I could put the info into a database and I would have no problem with that. But I would like to have the script be as portable as possible without it requiring any extra setup and ini config required.
For example, I was exploring using EXIF but it required enabling allow_url_fopen, cURL and `Exif`` so I gave up on that. I can write script that creates and populates tables, but not to create a database to put the tables in.
SQLite is built-in so I don’t think there are PHP hosts without one? Maybe there are but not many. SQLite has CONCAT_WS function, it won’t sort the first names for you but you can do it in PHP if you really need it.
A crazy idea would be to build the name groups with files - create a separate file for each surname (instead of array element) and append first names to it - analogous to the loop we’ve shown earlier. I have no idea how that would perform and you might end up with thousands of temporary files but you could do that all without requiring virtually any memory
At 260K unique names, that would be a lot of files.
This doesn’t help to reduce the number of rows, but it has reduced the weight from 51,800KB to 19,400KB and results in better performance by shifting the hit to a one-time.
After a few more changes I think I have an acceptable solution. By passing in “included fields” I can reduce the number of columns. By passing in “required fields” I can reduce the number of rows by eliminating the rows that don’t have the values I need to be there. eg. down to ~400 KB. More files, but much more efficient.
Never really like using in_array just because most of the time it’s slower than isset. So consider doing something like:
$col_args = ['all' => true];
if (isset($col_args['all'])) {
// whatever
But the big thing about your code is doing all those checks on each line. Seems like lots of overhead. What I would do is to take my header row and generate a list of desired indexes based on $col_args and $req_fields. Only do the in_array or isset stuff once.
The individual line processing then consists of simply copying the values for the indexes. Seems like it would be a bit cleaner.
I’m not sure what you have in mind, but maybe the way I had started?

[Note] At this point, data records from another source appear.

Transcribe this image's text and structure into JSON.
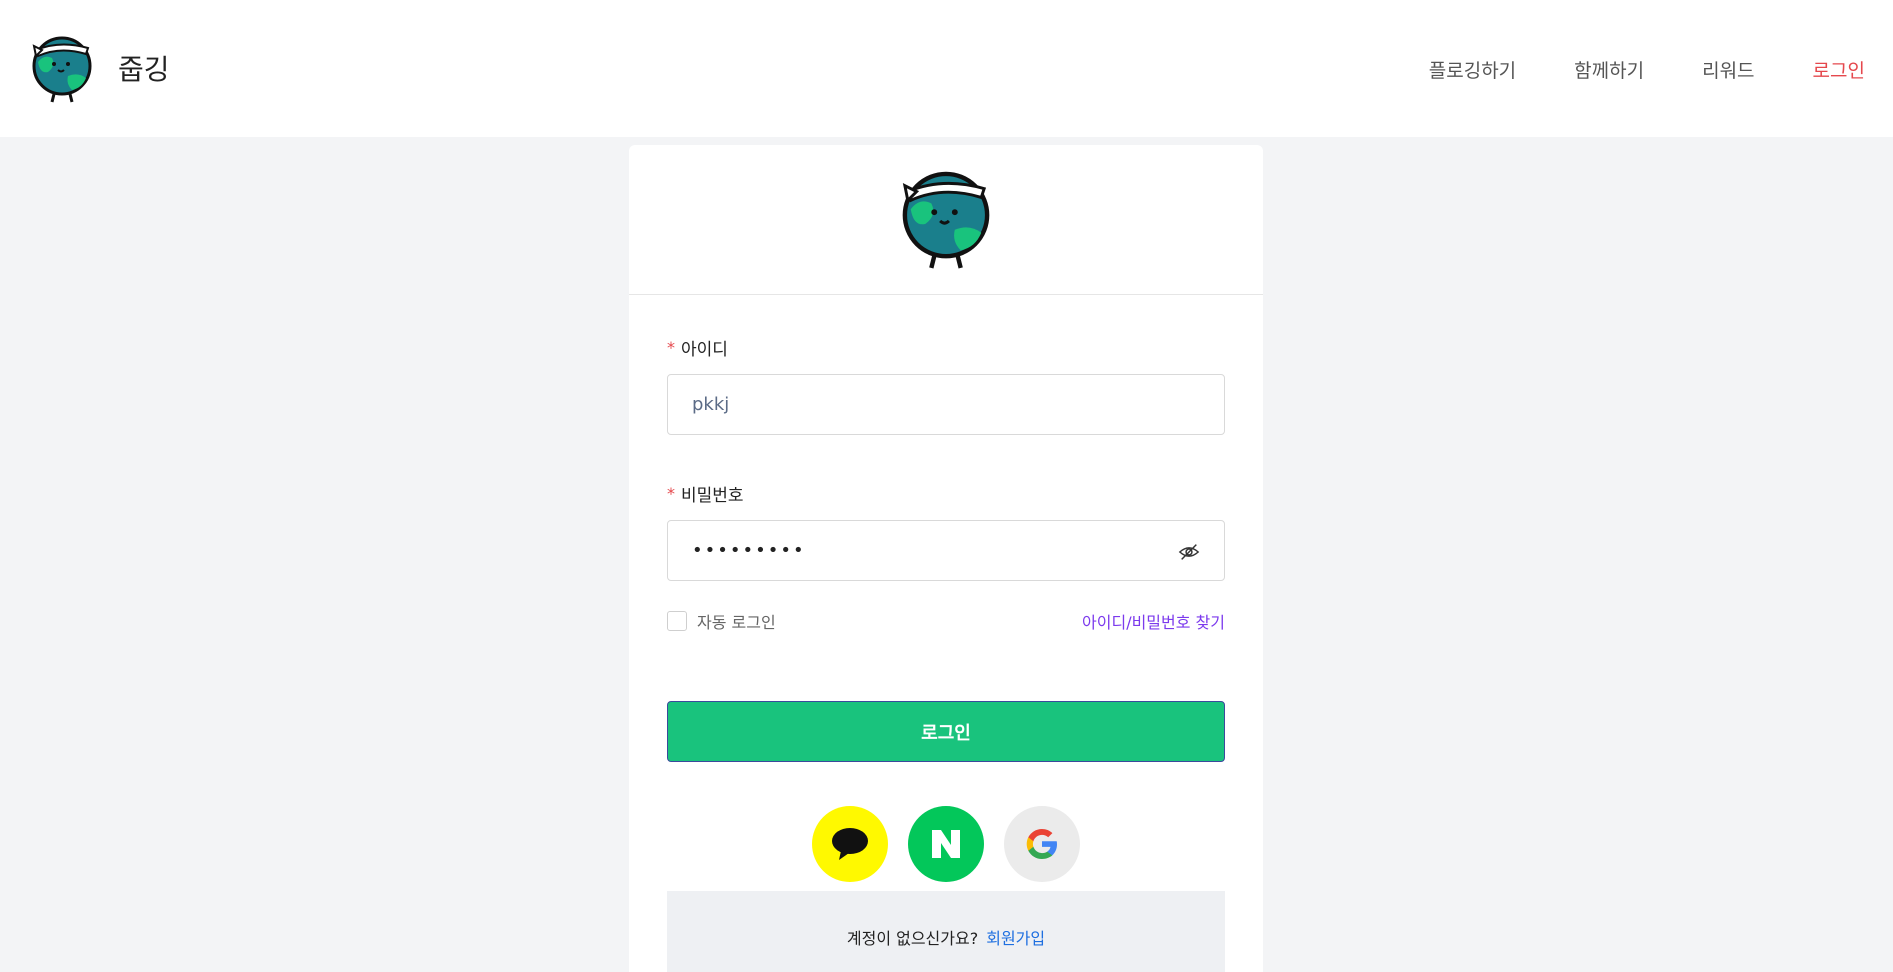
{
  "app": {
    "brand_name": "줍깅"
  },
  "nav": {
    "items": [
      {
        "label": "플로깅하기",
        "active": false
      },
      {
        "label": "함께하기",
        "active": false
      },
      {
        "label": "리워드",
        "active": false
      },
      {
        "label": "로그인",
        "active": true
      }
    ]
  },
  "form": {
    "id_label": "아이디",
    "id_value": "pkkj",
    "password_label": "비밀번호",
    "password_value": "•••••••••",
    "required_mark": "*",
    "auto_login_label": "자동 로그인",
    "auto_login_checked": false,
    "find_account_label": "아이디/비밀번호 찾기",
    "login_button_label": "로그인"
  },
  "social": {
    "providers": [
      "kakao",
      "naver",
      "google"
    ],
    "naver_letter": "N"
  },
  "signup": {
    "prompt": "계정이 없으신가요?",
    "link_label": "회원가입"
  },
  "colors": {
    "accent_green": "#19c37d",
    "active_nav": "#e5484d",
    "link_purple": "#7c3aed",
    "link_blue": "#1e6fe0",
    "kakao_yellow": "#fff900",
    "naver_green": "#03c75a"
  },
  "icons": {
    "logo": "earth-mascot-icon",
    "password_toggle": "eye-off-icon",
    "kakao": "kakao-speech-bubble-icon",
    "naver": "naver-n-icon",
    "google": "google-g-icon"
  }
}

The CSV files are not my own. They may be relatively stable, but maybe not. They currently have 35 fields and I was originally writing code that depended on their sequence, names and number. But because there is no guarantee that sequence, names, or fields won’t be changed or that some may be added or removed without prior notice, the more functions I wrote, the more it became obvious the code was fragile.
A series of if conditionals for each field might not be so bad in one function but needing to make changes in multiple places would be a maintenance nightmare. Hence a “field array” in one place that can be changed and used elsewhere.

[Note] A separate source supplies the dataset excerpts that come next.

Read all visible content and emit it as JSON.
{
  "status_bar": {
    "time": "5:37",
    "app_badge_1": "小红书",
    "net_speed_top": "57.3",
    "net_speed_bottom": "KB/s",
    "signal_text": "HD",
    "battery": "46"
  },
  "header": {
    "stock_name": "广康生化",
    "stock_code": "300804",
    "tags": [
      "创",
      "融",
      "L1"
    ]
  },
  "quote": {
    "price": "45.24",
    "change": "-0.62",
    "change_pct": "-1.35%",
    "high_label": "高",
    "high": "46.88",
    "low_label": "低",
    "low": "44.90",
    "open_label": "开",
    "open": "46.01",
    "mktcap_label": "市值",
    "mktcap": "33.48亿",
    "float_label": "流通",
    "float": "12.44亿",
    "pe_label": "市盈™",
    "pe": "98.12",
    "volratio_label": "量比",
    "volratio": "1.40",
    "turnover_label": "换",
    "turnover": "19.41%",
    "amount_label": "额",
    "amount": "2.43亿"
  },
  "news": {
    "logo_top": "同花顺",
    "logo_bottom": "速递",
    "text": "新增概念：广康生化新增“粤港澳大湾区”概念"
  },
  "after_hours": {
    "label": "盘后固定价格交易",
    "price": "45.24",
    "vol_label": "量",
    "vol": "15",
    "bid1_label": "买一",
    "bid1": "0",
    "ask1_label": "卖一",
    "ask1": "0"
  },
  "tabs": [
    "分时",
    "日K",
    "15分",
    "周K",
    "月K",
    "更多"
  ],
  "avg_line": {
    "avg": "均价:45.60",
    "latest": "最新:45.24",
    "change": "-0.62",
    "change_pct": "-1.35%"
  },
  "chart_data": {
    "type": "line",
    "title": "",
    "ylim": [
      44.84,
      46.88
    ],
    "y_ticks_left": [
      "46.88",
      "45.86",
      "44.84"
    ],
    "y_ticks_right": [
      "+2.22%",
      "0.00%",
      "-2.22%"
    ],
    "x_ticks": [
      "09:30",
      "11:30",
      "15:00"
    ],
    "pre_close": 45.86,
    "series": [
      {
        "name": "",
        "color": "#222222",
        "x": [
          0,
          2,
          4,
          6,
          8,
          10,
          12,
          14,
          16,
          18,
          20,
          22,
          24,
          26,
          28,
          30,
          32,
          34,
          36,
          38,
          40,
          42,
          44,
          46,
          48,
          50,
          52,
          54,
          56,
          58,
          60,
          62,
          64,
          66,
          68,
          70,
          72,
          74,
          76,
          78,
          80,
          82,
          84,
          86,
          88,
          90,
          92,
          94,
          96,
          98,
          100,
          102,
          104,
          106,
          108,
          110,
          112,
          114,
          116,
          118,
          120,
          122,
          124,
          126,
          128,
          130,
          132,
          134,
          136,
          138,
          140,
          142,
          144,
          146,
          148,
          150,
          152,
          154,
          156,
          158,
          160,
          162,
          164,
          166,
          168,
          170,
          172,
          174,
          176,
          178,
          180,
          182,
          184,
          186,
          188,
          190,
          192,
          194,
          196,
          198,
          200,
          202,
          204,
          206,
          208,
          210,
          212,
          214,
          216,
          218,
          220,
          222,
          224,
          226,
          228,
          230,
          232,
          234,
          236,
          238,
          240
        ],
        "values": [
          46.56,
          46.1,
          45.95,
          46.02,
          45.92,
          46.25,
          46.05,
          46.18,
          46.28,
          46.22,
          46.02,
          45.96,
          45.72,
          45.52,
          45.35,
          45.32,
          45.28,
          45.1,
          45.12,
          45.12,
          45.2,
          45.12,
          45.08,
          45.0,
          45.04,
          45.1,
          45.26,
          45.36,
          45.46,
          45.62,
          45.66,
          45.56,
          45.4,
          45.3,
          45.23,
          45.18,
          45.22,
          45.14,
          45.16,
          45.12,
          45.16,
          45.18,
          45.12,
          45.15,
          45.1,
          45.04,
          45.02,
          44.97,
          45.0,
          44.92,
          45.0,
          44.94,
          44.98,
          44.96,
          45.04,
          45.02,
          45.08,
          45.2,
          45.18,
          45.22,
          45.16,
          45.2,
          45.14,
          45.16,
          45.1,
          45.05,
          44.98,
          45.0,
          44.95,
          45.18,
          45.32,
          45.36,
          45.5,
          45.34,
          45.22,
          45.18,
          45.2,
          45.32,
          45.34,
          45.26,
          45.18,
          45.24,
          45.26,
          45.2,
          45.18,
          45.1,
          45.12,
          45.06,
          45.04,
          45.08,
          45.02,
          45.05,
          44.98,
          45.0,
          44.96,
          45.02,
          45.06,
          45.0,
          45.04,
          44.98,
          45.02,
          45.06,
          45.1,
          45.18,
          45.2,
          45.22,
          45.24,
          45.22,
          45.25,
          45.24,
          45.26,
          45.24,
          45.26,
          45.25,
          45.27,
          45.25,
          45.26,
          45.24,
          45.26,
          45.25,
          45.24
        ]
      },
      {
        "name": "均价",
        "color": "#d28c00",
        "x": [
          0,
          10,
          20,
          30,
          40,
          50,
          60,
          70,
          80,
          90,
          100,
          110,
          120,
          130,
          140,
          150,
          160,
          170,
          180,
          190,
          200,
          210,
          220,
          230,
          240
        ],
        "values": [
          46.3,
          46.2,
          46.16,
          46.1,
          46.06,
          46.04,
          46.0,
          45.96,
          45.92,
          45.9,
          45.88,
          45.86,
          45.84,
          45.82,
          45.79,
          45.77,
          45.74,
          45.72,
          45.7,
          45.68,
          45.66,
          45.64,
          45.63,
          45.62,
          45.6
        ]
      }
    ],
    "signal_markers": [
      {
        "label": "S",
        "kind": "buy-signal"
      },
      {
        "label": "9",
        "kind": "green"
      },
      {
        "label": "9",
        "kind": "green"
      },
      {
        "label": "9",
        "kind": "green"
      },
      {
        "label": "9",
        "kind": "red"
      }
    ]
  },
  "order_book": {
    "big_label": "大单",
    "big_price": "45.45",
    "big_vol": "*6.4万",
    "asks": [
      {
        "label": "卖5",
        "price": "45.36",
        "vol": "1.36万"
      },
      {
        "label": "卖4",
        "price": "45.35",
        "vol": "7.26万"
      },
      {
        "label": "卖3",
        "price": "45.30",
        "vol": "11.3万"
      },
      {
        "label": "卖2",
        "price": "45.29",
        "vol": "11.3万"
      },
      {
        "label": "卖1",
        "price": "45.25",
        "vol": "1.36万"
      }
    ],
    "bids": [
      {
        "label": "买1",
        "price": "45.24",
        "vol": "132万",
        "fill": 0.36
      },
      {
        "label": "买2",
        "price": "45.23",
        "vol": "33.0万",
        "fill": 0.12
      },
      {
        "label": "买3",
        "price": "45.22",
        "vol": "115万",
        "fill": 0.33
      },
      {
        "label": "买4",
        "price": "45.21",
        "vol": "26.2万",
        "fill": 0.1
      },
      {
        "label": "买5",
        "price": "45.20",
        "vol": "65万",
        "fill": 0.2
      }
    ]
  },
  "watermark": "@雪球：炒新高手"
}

Currently the resource intensive code is in “file manipulation” and not run as often as the “data manipulation” which is not as hungry.

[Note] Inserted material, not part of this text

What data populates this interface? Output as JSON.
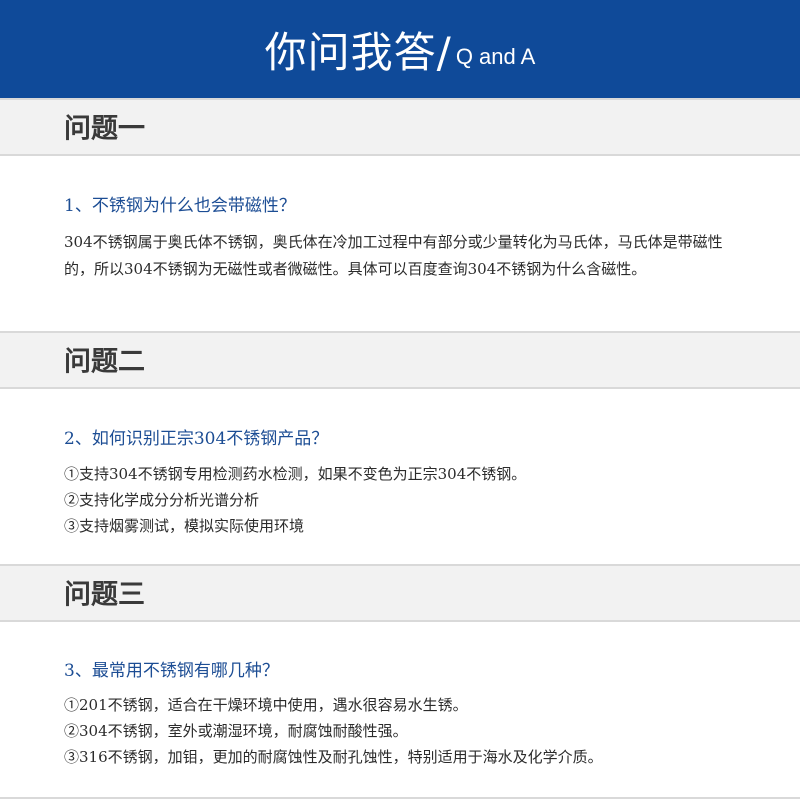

I was looking at different options to reduce the six minute time time taken to download and convert two XLS spreadsheets into a common database table. I reduced the time down to less than a minute mostly by using the following instead of stepping through each CSV row then adding to the table of over 22,000 rows.
It was not easy to setup because the table did not exactly match the CSV fields so I now create a new matching table, import the CSV data. After importing I then add additional columns then finally add a primary index. The latter two operations only take fractions of a second. Before adding the primary key it was necessary to delete duplicates which only took a fraction of a second.
Adding and verifying a couple of hundred updates (from another CSV file with a different structure) does not take long.
Thinking outside the box, use phpspreadsheet.
I have only just started using it and find it better to create and use .xlsx files for data than .csv files.
Just being able to load an array of data into a sheet or read a sheet directly into an array instead of doing it line by line simplifies things no end.